Raising empathetic kids has always been important, but I’ve felt a particular urgency in recent years. Societies often withdraw into themselves in the face of war, or depression, or plague or famine. That’s when isolationism kicks in, and the drawbridge goes up, and outsiders are demonized, no matter what kind of hell they are living through. That’s when the ring of empathy contracts. That circle gets smaller.
But the US is in a time of relative peace and prosperity and social stability. And STILL it took very little to raise that drawbridge and start seeing threats everywhere. Suddenly empathy becomes a luxury.
The coming test
If it’s that easy to hobble our empathy in times of relative security, what is going to happen between the global haves and have-nots when climate change creates a REAL crisis of resources and security? Will my kids clutch their privileges to themselves and their inner circle? Or will they feel pulled by empathy to sacrifice and share what they have with people in desperate need halfway around the globe, and right across the border, and within their own communities? Will they just feel sympathy, and donate tokens to salve their guilt, or will the shared pain keep them up at night, looking for solutions? Will they recognize our larger shared identities when there’s “a limited resource that people have to allocate and share”?
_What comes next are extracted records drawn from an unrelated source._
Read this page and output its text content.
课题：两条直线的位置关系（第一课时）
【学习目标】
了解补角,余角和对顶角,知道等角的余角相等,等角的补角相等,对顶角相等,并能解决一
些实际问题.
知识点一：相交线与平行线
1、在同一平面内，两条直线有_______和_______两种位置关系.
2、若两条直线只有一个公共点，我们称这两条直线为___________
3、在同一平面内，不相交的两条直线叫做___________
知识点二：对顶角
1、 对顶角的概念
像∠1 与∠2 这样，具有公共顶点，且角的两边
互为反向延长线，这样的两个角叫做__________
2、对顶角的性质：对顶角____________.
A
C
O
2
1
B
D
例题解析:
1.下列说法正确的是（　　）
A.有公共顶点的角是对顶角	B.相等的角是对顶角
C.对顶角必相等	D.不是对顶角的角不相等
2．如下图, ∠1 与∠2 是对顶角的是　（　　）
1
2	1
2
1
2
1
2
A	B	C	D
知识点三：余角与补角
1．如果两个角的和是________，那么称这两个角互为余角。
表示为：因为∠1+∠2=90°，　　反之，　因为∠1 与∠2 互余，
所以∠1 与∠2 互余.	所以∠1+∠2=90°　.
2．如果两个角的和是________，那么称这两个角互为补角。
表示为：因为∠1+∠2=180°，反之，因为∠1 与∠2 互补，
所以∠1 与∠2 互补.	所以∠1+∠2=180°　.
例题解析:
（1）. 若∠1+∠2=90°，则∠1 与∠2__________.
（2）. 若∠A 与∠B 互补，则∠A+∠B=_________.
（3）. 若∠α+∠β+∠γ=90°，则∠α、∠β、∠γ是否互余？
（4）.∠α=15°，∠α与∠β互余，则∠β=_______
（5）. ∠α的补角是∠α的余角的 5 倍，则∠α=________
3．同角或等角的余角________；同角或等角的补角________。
I don’t really know. My kids are young adults now, and they are compassionate, generous people. But the climate crisis is going to test our ability, all of us, to feel what other people feel in an unprecedented way.
I really hope we’re up to it.
[1] Intergroup Conflict and Cooperation: The Robbers Cave Experiment. Muzafer Sherif, O. J. Harvey, B. Jack White, William R. Hood, Carolyn W. Sherif (1954/1961)
[2] Gaertner, S. L., Dovidio, J. F., Anastasio, P. A., Bachman, B. A., & Rust, M. C. (1993). The common ingroup identity model: Recategorization and the reduction of intergroup bias. in W. Stroebe & M. Hewstone (eds.), European Review of Social Psychology (Vol. 4, pp. 1-26). Wiley.
[3] Witt, A. P., & Kerr, N. L. (2002). “Me versus just us versus us all”: Categorization and cooperation in nested social dilemmas. Journal of Personality and Social Psychology, 83, 616-637.